A Paula carrega – momentaneamente,
espero – a sua depressão que, ao contrário de outros momentos de emagrecimento
e rosto fechado, a tornam, desta vez, arrebatadamente loquaz e aplicada. Mas
intimamente em desespero, sente-se, na designação que se atribui, de “sombra
viajante” – eu diria antes, (com inveja), “caminheira” -, procurando vida nas
fotos, que mostram uma realidade dos novos tempos – algumas idênticas - as dos
pedestais, dos prédios pombalinos e das calçadas, outras divergindo das
descritas por Cesário – as esplanadas vazias, das suas fotos abundantes,
contrastando com as movimentações de final de dia no “primeiro andamento” – “Avé Marias” – dessa extraordinária
sinfonia que é “O Sentimento dum
Ocidental”. Uma cidade mais colorida, retratada em pleno dia de verão, calçadas
com tapete vermelho criado, julgo, por alturas do início do confinamento,
figuras sinistras – as pernas de um suposto homem e uma mulher penduradas de
prédios, mas afinal, a mesma Rua do Alecrim que tantas vezes percorri em tempos
de trabalho e de encantamento também, mais juvenil. No tempo de Cesário também
não havia automóveis, nem marcos de sinalização, nem cigarros electrónicos ou
coisa que o valha, no novo sistema com que a Paula substitui os anteriores de
tabaco, do seu vício empedernido, fotografando “o monstro” actual, que tanto
custa a manipular. Mas novamente o texto da Paula aponta a reflexão que também
acode em Cesário - as “imorais em roupão” convertidas na delicada e humana
reflexão sobre “A vida
e os caminhos soltos”, que “por vezes,
formam um círculo fechado”.
Um texto encantador, acompanhado de
expressivas fotos, belo quadro citadino e simultaneamente de reflexão
humanística, a pretender ser um pouco humorística, mas decididamente triste, acompanhado
de fotos que nos fizeram reviver tempos de outras glórias. Assim, dedico à
Paula, em harmonia, a estrofe final de “O
Sentimento dum Ocidental”, essa “sinfonia
em quatro andamentos” de um poeta tão lucidamente sensível, que foi Cesário
Verde:
«E,
enorme, nesta massa irregular
De prédios
sepulcrais, com dimensões de montes,
A Dor
humana busca os amplos horizontes,
E tem
marés, de fel, como um sinistro mar!»
O texto do
facebook da Paula:
«A sombra viajante foi à Rua da Rosa, Bairro Alto. É sina. Já ninguém liga.

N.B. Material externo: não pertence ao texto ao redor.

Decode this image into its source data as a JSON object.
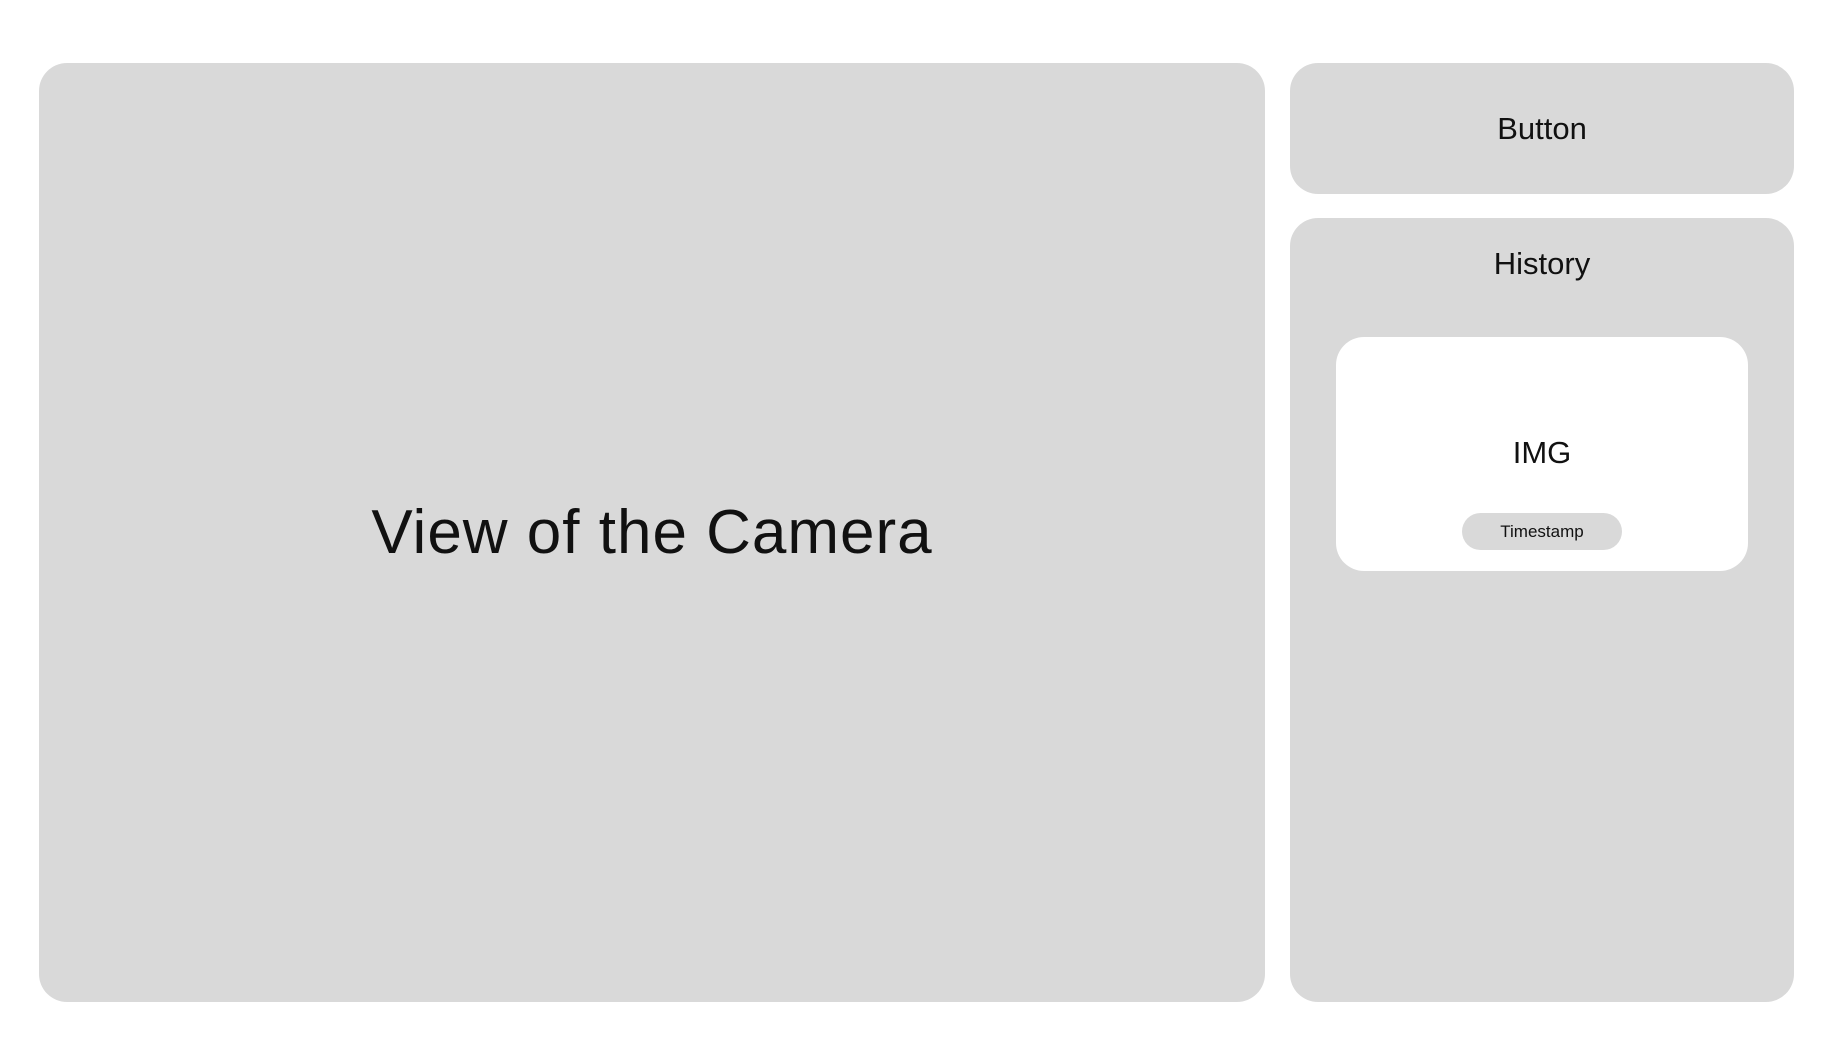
{
  "camera": {
    "label": "View of the Camera"
  },
  "action_button": {
    "label": "Button"
  },
  "history": {
    "title": "History",
    "items": [
      {
        "image_label": "IMG",
        "timestamp": "Timestamp"
      }
    ]
  },
  "colors": {
    "panel": "#d9d9d9",
    "card": "#ffffff",
    "text": "#111111",
    "background": "#ffffff"
  }
}
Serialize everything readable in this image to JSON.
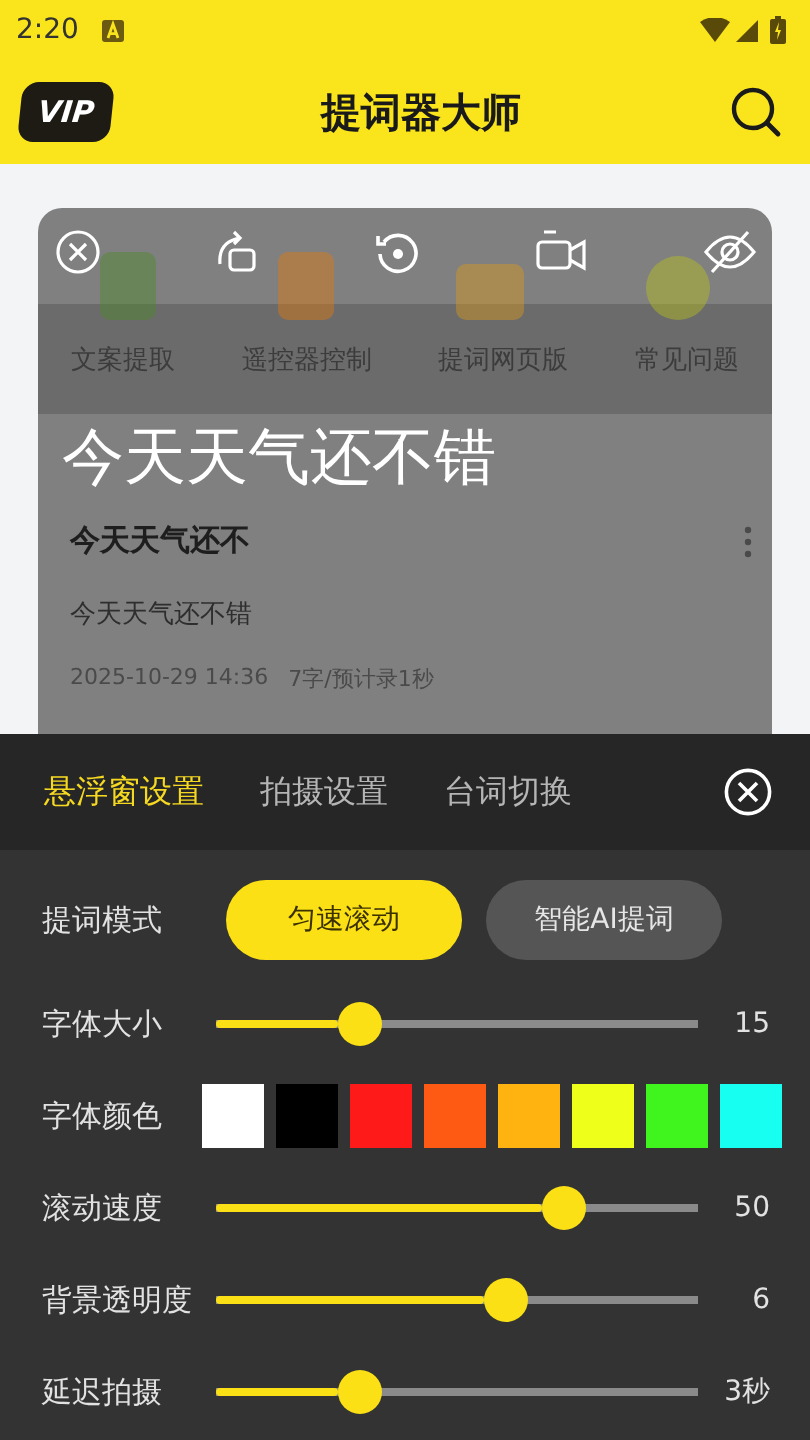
{
  "status_bar": {
    "time": "2:20"
  },
  "header": {
    "badge": "VIP",
    "title": "提词器大师"
  },
  "features": [
    {
      "label": "文案提取"
    },
    {
      "label": "遥控器控制"
    },
    {
      "label": "提词网页版"
    },
    {
      "label": "常见问题"
    }
  ],
  "prompter_text": "今天天气还不错",
  "script": {
    "title": "今天天气还不",
    "body": "今天天气还不错",
    "date": "2025-10-29 14:36",
    "stats": "7字/预计录1秒"
  },
  "panel": {
    "tabs": [
      {
        "label": "悬浮窗设置",
        "selected": true
      },
      {
        "label": "拍摄设置",
        "selected": false
      },
      {
        "label": "台词切换",
        "selected": false
      }
    ],
    "rows": [
      {
        "kind": "mode",
        "label": "提词模式",
        "options": [
          {
            "label": "匀速滚动",
            "selected": true
          },
          {
            "label": "智能AI提词",
            "selected": false
          }
        ]
      },
      {
        "kind": "slider",
        "label": "字体大小",
        "level": 0.3,
        "value": "15"
      },
      {
        "kind": "colors",
        "label": "字体颜色",
        "swatches": [
          {
            "color": "#ffffff"
          },
          {
            "color": "#000000"
          },
          {
            "color": "#ff1a1a"
          },
          {
            "color": "#ff5a14"
          },
          {
            "color": "#ffb310"
          },
          {
            "color": "#eeff1a"
          },
          {
            "color": "#40f41e"
          },
          {
            "color": "#16fff0"
          }
        ]
      },
      {
        "kind": "slider",
        "label": "滚动速度",
        "level": 0.72,
        "value": "50"
      },
      {
        "kind": "slider",
        "label": "背景透明度",
        "level": 0.6,
        "value": "6"
      },
      {
        "kind": "slider",
        "label": "延迟拍摄",
        "level": 0.3,
        "value": "3秒"
      }
    ]
  }
}
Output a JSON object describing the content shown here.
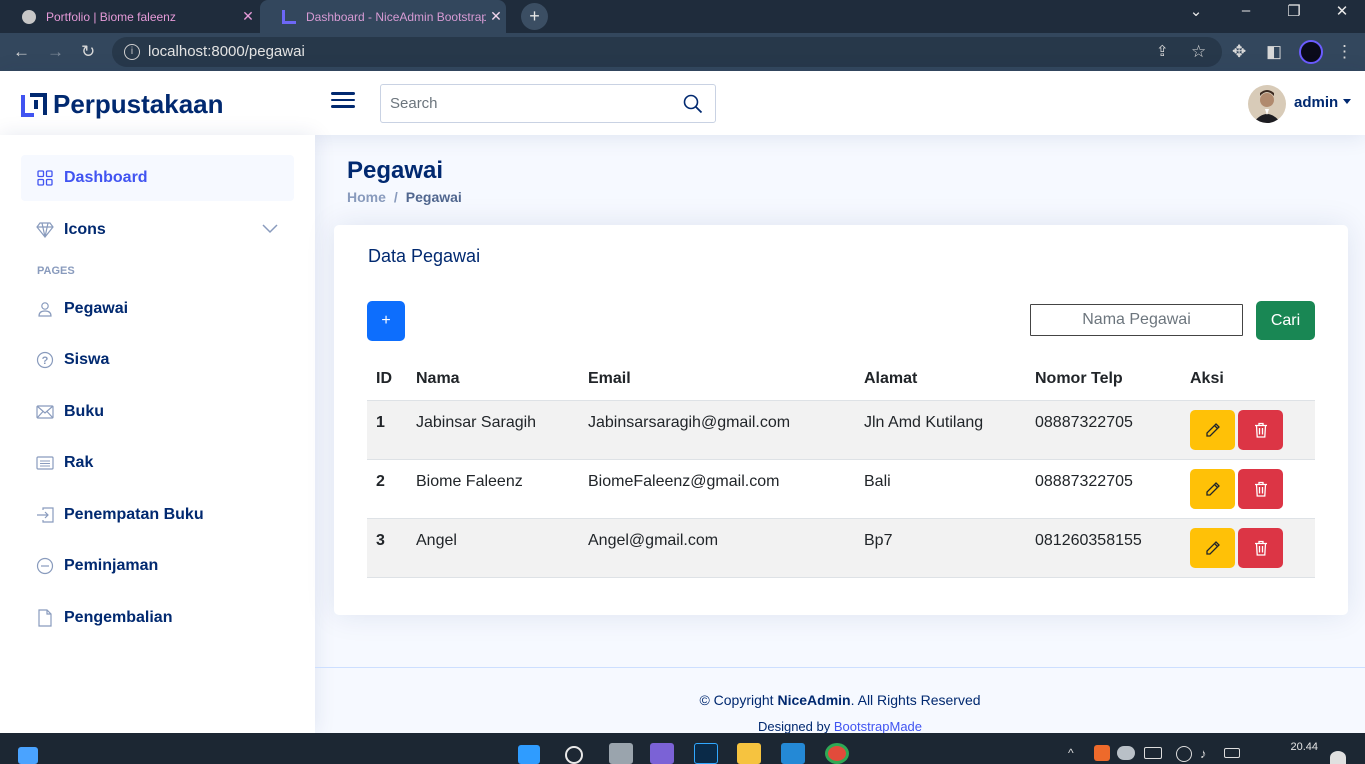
{
  "browser": {
    "tabs": [
      {
        "title": "Portfolio | Biome faleenz"
      },
      {
        "title": "Dashboard - NiceAdmin Bootstrap T"
      }
    ],
    "url": "localhost:8000/pegawai"
  },
  "header": {
    "brand": "Perpustakaan",
    "search_placeholder": "Search",
    "user": "admin"
  },
  "sidebar": {
    "items": [
      {
        "label": "Dashboard",
        "icon": "grid-icon"
      },
      {
        "label": "Icons",
        "icon": "gem-icon"
      }
    ],
    "section": "PAGES",
    "pages": [
      {
        "label": "Pegawai",
        "icon": "person-icon"
      },
      {
        "label": "Siswa",
        "icon": "question-circle-icon"
      },
      {
        "label": "Buku",
        "icon": "envelope-icon"
      },
      {
        "label": "Rak",
        "icon": "card-list-icon"
      },
      {
        "label": "Penempatan Buku",
        "icon": "box-arrow-in-right-icon"
      },
      {
        "label": "Peminjaman",
        "icon": "dash-circle-icon"
      },
      {
        "label": "Pengembalian",
        "icon": "file-icon"
      }
    ]
  },
  "main": {
    "title": "Pegawai",
    "breadcrumb": {
      "home": "Home",
      "sep": "/",
      "current": "Pegawai"
    },
    "card": {
      "title": "Data Pegawai",
      "add_label": "+",
      "search_placeholder": "Nama Pegawai",
      "search_button": "Cari",
      "columns": [
        "ID",
        "Nama",
        "Email",
        "Alamat",
        "Nomor Telp",
        "Aksi"
      ],
      "rows": [
        {
          "id": "1",
          "nama": "Jabinsar Saragih",
          "email": "Jabinsarsaragih@gmail.com",
          "alamat": "Jln Amd Kutilang",
          "telp": "08887322705"
        },
        {
          "id": "2",
          "nama": "Biome Faleenz",
          "email": "BiomeFaleenz@gmail.com",
          "alamat": "Bali",
          "telp": "08887322705"
        },
        {
          "id": "3",
          "nama": "Angel",
          "email": "Angel@gmail.com",
          "alamat": "Bp7",
          "telp": "081260358155"
        }
      ]
    }
  },
  "footer": {
    "copy_prefix": "© Copyright ",
    "brand": "NiceAdmin",
    "copy_suffix": ". All Rights Reserved",
    "designed_by": "Designed by ",
    "designer": "BootstrapMade"
  },
  "taskbar": {
    "time": "20.44"
  },
  "colors": {
    "primary": "#4154f1",
    "navy": "#012970",
    "edit": "#ffc107",
    "delete": "#dc3545",
    "search": "#198754",
    "add": "#0d6efd"
  }
}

Mas hoje veio pela rua do Alecrim, por outro percurso. Apetecia-lhe as estátuas
dos seus escritores favoritos. Começou, de forma artística, mesmo em frente e à
porta do dentista! É bom, ver o nunca visto: a padaria tradicional em obras de
recuperação, já há algum tempo, a padaria erótica a nascer. Caminho feito de
cigarros que não obedecem, café nos bancos à espera, pastéis de nata a
descansar, olho à frente e atrás da máquina, guloso. A sombra não entrou em
hotéis, mas parou para observar a Rua do Amor. A vida e os caminhos soltos, por
vezes, formam um círculo fechado. »
« (As fotos estão na ordem inversa, para variar)»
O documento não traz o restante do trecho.